Türkiye'nin, tüm terör örgütlerine karşı aynı anda başarılı bir mücadele verdiğini kaydeden Bülbül, "Yurtiçi ve yurt dışında terör, uyuşturucu gibi birçok alanda yürütülen başarılı operasyonlara imza atan devletimize karşı köşeye sıkışan terör örgütleri ve arkalarındaki odakların kara propaganda faaliyetlerine de hız verdiği görülmektedir. Ne yazık ki içeride muhalif olmak adına bu kara propaganda faaliyetlerine alet olanlar, yalan haberleri yayanlar, milletimize kötülük etmekte, terör örgütlerinin ekmeğine yağ sürmektedirler." dedi.

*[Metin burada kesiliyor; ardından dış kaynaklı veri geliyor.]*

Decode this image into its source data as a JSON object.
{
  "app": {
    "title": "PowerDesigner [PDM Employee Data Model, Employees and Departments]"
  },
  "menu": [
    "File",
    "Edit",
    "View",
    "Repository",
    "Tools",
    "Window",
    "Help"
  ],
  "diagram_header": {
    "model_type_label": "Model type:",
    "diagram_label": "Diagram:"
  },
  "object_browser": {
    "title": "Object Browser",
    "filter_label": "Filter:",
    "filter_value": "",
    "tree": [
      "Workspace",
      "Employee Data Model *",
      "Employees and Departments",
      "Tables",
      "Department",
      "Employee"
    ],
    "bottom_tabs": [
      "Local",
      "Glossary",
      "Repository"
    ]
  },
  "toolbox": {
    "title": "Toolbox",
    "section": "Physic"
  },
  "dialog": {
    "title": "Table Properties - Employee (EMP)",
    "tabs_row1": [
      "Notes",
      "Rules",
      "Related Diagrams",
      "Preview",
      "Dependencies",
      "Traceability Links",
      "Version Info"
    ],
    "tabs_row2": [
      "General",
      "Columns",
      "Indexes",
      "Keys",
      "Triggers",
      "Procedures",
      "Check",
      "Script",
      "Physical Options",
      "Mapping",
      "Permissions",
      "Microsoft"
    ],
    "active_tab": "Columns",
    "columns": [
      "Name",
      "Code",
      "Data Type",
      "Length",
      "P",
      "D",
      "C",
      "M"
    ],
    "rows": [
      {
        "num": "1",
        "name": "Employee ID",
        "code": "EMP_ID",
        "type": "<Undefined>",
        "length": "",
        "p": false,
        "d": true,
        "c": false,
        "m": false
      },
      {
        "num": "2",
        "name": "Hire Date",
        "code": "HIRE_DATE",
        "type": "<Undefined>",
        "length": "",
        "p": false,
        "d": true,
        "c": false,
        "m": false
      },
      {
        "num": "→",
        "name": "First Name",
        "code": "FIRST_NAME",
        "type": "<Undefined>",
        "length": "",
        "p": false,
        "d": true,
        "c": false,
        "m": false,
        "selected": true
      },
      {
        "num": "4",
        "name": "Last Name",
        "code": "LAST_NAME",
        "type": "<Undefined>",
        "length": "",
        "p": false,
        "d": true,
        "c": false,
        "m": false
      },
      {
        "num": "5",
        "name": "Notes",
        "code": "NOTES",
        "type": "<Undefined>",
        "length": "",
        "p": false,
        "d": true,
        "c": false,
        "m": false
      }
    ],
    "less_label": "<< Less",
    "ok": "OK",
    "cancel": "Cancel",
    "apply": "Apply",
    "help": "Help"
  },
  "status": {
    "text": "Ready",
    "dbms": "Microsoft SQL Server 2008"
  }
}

Türkiye'nin nüfus istiklalini korumak zorunda olduğunu, Türkiye'nin "göçmen kampı" haline gelmesini kabul etmelerinin asla söz konusu olmayacağını dile getiren Bülbül, bu doğrultuda geçici barınma statüsünde bulunan Suriyelilerin ülkelerine sağ salim, güvenli ve gönüllü bir şekilde dönmeleri gerektiğini vurguladı.
Bülbül, "Demografik geleceğimizin teminat altına alınması yönünde atılan her türlü adımın destekçisiyiz." ifadelerini kullandı.